R12 FND User password lock down
When making your R12 server available on-line you need to protect your FND user password.
This assumes that you have ONLY opened port 8000 for APPS login access.
For any other access I can only recommend to use VPN as a full OEL and RDBMS lock down is very complex.

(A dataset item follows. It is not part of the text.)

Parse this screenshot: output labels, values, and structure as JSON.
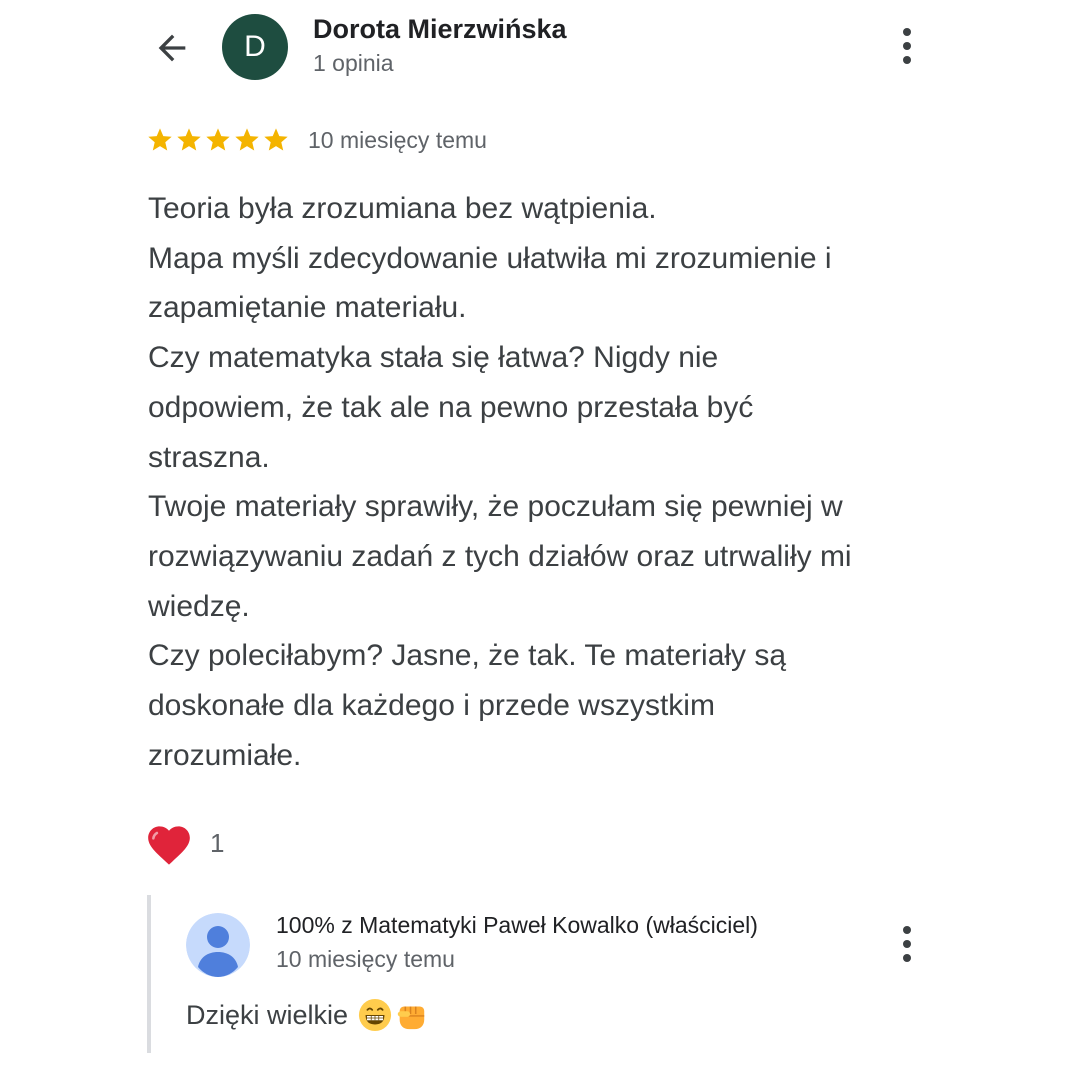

I used the following script (use at your own risk):
begin
/* lock ALL seeded accounts first */
update fnd_user set end_date=sysdate;
commit;
/* then unlock the necessary ones */
update fnd_user set end_date=null where user_name in (
‘ANONYMOUS’,
‘APPSMGR’,
‘AUTOINSTALL’,
‘CONCURRENT MANAGER’,
‘FEEDER SYSTEM’,
‘GUEST’, /* NEVER touch this account as this enables APPS login */
‘INITIAL SETUP’,
‘ORACLE’, /* my demo account */
‘SYSADMIN’
);
commit;
/* set password – but NOT for GUEST */
fnd_user_pkg.updateuser(‘ANONYMOUS’,null,’password’);
fnd_user_pkg.updateuser(‘APPSMGR’,null,’password’);
fnd_user_pkg.updateuser(‘AUTOINSTALL’,null,’password’);
fnd_user_pkg.updateuser(‘CONCURRENT MANAGER’,null,’password’);
fnd_user_pkg.updateuser(‘FEEDER SYSTEM’,null,’password’);
fnd_user_pkg.updateuser(‘INITIAL SETUP’,null,’password’);
fnd_user_pkg.updateuser(‘SYSADMIN’,null,’password’);
fnd_user_pkg.updateuser(‘ORACLE’,null,’password’);
commit;
end;
/
exit;
Note: Do NOT to touch the GUEST user.